The process of conducting a fire risk assessment can be broken down into five key steps:

  • Step 1: Identify Fire Hazards This includes sources of ignition (e.g., electrical equipment, heaters), materials that fuel fires (e.g., paper, textiles), and oxygen sources (e.g., air conditioning, medical or commercial gases).
  • Step 2: Identify People at Risk Everyone present on the premises needs to be considered, with special attention given to vulnerable individuals like the elderly, children, or those with disabilities.
  • Step 3: Evaluate, Remove, Reduce, and Protect from Risk Evaluate the risk of a fire starting and the risk to people from fire.

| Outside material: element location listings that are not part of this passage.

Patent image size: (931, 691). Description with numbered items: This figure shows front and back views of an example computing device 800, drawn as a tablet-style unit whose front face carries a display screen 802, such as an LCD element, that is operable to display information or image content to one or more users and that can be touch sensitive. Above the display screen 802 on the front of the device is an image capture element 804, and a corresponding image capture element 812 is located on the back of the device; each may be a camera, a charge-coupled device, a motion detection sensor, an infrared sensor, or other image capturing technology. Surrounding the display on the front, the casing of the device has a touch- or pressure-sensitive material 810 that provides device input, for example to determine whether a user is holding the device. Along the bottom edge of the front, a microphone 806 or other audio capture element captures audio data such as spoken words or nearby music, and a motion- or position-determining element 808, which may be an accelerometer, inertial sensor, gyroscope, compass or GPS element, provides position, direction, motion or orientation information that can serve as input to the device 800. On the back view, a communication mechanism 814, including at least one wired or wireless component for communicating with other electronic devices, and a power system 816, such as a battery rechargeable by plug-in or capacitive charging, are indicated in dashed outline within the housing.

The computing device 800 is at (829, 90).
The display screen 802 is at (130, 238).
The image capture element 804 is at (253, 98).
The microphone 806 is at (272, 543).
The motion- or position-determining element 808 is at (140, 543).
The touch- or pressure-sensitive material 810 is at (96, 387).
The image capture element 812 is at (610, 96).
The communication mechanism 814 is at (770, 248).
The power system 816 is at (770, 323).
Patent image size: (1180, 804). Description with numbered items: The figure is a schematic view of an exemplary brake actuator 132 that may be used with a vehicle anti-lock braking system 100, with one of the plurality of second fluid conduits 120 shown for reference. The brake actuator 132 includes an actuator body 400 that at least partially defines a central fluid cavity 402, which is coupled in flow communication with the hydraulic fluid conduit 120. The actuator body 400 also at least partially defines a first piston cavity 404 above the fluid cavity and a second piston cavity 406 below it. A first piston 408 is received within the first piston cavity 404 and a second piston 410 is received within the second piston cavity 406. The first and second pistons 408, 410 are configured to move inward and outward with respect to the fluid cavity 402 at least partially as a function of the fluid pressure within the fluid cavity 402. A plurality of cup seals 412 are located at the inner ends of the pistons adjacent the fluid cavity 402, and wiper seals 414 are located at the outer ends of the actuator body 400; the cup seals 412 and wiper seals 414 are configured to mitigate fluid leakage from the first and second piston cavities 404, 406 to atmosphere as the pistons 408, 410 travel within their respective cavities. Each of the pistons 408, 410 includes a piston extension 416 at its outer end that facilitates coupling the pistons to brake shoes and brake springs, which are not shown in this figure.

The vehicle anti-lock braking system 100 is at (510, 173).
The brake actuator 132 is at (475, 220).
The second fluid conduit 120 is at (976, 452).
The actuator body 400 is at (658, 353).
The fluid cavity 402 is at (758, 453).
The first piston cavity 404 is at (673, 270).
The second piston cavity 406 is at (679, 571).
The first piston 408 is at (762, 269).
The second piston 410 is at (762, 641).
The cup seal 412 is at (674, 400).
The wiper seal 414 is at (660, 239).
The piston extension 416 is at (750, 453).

Remove or reduce fire hazards and risks to people from exposure to fire as much as possible.
  • Step 4: Record, Plan, Inform, Instruct, and Train Document your findings, prepare an emergency plan, and inform and instruct relevant people. Provide training as necessary.
  • Step 5: Review Regularly review the fire risk assessment to ensure it remains up to date and reflects any changes in circumstances.

4. Enforcement and Penalties

Local fire and rescue authorities are responsible for enforcing fire safety legislation. Non-compliance can lead to notices that require changes to fire safety measures, fines, or even imprisonment for the most serious offences.

5. Professional Assistance

While smaller businesses may be able to carry out their fire risk assessments, larger or more complex businesses should consider hiring a professional fire safety consultant. This ensures that the assessment is carried out correctly and comprehensively.


Fire risk assessments are not just a legal requirement but a fundamental part of ensuring the safety of your employees, customers, and business assets. By understanding and implementing the requirements detailed in UK fire safety laws, businesses can create a safer environment for everyone involved. Regular reviews and updates of your fire risk assessment will help to maintain this safety and ensure compliance with the law. Remember, fire safety is an ongoing process, not a one-time task.